Shafer & Freeman Lakes Environmental Conservation Corp. v. Stichnoth, 877 N.E.2d 475 (Ct.App.Ind., 2007). Twenty-six-year-old Justin Stichnoth was visiting his parents at their house located on Lake Shafer. During a conversation that day, Justin’s father, Kerry, told Justin about a dredge pipe that Shafer & Freeman had installed in the channel near their dock. Kerry explained that recently he had gotten his boat “hung up” on the dredge pipe. Shortly thereafter, Justin took a running dive off of his parents’ dock into the channel, something he had done often over the years. Justin struck his head on the dredge pipe, which was located on the channel floor about 17 feet from the dock. Justin was left a paraplegic. He sued Shafer & Freeman, alleging that the firm’s negligence caused his injuries because it didn’t warn that there was a pipe underwater, it didn’t mark the pipe so that it would be visible to users of the lake, and it didn’t use reasonable care in dredging the lake.
Shafer & Freeman denied the allegations of negligence. Later, it filed a motion for summary judgment on the issue of whether Justin was a licensee of Shafer & Freeman. The trial court denied it, and a jury found it liable to Justin, awarding $1 million to the injured plaintiff. Shafer & Freeman appealed.
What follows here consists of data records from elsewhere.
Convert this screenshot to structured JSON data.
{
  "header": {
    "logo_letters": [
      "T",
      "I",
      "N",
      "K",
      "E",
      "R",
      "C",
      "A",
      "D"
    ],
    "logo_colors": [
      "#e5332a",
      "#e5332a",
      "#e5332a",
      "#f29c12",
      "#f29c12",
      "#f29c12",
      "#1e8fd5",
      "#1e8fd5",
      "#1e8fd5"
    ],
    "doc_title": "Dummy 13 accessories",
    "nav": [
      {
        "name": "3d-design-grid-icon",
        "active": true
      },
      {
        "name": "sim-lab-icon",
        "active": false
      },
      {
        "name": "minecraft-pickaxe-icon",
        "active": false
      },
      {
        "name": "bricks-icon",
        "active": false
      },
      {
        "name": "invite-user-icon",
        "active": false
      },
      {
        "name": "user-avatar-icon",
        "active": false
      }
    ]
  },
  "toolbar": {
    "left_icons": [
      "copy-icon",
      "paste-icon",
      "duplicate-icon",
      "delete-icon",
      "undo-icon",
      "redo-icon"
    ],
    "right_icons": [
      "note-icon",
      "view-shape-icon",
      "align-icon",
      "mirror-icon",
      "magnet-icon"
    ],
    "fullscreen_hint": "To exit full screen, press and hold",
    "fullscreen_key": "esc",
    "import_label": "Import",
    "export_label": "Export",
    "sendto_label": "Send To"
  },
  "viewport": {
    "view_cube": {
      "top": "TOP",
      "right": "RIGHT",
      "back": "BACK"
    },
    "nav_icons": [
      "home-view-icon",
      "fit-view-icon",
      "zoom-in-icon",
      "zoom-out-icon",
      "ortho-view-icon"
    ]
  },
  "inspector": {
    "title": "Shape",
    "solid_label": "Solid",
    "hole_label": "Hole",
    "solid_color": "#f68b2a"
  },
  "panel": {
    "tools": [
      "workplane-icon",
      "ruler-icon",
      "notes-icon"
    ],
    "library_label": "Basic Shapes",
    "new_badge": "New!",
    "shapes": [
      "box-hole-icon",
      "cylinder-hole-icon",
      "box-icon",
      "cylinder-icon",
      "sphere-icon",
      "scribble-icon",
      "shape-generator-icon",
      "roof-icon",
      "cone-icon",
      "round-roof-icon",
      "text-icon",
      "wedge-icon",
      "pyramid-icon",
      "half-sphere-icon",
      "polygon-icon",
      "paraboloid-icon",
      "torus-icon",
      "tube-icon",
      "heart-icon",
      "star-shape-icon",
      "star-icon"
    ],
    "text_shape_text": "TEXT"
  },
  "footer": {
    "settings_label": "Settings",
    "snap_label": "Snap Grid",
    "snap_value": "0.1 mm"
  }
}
Be careful when diving into unfamiliar water.
Held: Justin was an invitee. Indiana law holds that a person entering upon the land of another comes upon the land either as an invitee, licensee or trespasser. The person’s status on the land defines the nature of the duty owed by the landowner to the visitor. Licensees have a license to use the land and are privileged to enter or remain on the land by virtue of the permission of the owner or occupier, but they take the premises as they find them. Invitees, on the other hand, are owed a much higher duty of care. The decisive factor with regard to whether a landowner has extended an “invitation” or “permission” is the interpretation that a reasonable man would put upon the owner’s words and actions, given all of the surrounding circumstances. Here, the Court found, the lake was held open to the public, even though it was surrounded by private property, and thus Justin — who dove off a dock and struck his head on a dredge pipe located on the channel floor — was an invitee rather than a licensee for purposes of personal injury action. The Court held that the articles of incorporation of Shafer & Freeman, the non-profit corporation that owned the lake, provided that the corporation would protect and enhance the water quality of the lake in order to facilitate public recreational use and ensure continued public access.
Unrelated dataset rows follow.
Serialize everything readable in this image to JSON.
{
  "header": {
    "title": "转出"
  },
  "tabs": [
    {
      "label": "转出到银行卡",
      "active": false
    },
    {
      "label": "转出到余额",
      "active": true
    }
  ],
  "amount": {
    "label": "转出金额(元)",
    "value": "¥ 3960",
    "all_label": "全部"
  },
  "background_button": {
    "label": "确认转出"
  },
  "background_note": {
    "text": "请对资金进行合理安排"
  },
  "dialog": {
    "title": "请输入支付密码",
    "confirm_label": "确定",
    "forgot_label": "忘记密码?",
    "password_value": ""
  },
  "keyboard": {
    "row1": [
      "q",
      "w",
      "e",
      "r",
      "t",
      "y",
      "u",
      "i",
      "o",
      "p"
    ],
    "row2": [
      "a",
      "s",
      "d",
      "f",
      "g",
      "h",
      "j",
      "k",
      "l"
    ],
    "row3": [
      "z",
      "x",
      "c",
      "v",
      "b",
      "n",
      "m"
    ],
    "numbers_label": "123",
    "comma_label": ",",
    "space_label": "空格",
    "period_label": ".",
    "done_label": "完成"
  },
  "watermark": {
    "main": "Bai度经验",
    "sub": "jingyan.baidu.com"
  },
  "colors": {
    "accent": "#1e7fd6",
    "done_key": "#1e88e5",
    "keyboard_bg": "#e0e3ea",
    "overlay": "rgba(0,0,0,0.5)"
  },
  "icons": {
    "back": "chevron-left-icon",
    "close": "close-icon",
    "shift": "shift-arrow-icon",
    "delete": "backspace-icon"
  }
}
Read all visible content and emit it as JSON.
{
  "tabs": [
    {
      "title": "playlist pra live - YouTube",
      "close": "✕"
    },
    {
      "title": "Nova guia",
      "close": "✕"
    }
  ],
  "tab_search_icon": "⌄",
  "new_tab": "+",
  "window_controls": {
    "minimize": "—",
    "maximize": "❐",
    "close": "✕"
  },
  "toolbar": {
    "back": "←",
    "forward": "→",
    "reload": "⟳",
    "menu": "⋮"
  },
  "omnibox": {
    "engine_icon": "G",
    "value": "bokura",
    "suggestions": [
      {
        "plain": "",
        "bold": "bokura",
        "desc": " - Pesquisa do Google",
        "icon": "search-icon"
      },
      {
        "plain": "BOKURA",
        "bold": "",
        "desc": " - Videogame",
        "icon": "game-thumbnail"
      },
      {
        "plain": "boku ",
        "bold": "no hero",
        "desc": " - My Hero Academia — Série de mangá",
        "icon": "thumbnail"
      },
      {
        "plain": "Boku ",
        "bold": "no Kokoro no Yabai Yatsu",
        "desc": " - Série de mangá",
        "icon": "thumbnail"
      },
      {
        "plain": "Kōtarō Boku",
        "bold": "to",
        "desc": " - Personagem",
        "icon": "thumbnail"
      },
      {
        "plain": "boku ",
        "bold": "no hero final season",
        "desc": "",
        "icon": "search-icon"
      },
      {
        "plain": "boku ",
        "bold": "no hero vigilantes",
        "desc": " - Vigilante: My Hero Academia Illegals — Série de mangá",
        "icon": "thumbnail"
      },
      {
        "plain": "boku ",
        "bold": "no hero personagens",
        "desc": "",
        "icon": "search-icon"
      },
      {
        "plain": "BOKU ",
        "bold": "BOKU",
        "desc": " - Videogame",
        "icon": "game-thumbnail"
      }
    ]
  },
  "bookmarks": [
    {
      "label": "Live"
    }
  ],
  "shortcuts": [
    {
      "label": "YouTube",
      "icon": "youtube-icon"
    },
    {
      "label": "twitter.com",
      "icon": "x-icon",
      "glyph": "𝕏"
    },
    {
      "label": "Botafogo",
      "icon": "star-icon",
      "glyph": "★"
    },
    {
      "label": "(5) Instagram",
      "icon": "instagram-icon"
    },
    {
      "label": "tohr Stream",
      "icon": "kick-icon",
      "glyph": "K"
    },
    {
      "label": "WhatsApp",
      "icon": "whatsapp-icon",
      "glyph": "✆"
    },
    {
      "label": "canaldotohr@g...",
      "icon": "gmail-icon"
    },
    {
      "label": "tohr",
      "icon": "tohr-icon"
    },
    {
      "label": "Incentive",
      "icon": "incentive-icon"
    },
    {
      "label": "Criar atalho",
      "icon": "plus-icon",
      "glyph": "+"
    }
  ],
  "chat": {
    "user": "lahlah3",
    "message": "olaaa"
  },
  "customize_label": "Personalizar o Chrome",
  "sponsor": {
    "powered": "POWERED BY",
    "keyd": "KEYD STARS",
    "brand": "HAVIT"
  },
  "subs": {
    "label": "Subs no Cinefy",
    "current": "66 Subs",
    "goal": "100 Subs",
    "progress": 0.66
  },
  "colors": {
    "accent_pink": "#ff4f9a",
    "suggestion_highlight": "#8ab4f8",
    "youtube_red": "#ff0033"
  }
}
What’s more, the Court said, the agreement by which Shafer & Freeman acquired the title from the electrical utility, provided that Shafer & Freeman would hold the lake for public, charitable, recreational, conservation and environmental purposes. It is not enough, to hold land open to the public, that the public at large is permitted to enter at will upon the land for their own purposes. As in other instances of invitation, the Court said, there must be (1) some inducement or encouragement to enter, (2) some conduct indicating that the premises are provided and intended for public entry and use, and (3) some expectation that the public will not merely be tolerated, but is invited and desired to come.
When a landowner lets local boys play basketball on his vacant lot they are licensees only. If he installs playground equipment and posts a sign saying that the lot is open free to all children, there is then a public invitation, and those who enter in response to it are invitees. So it was with the lake.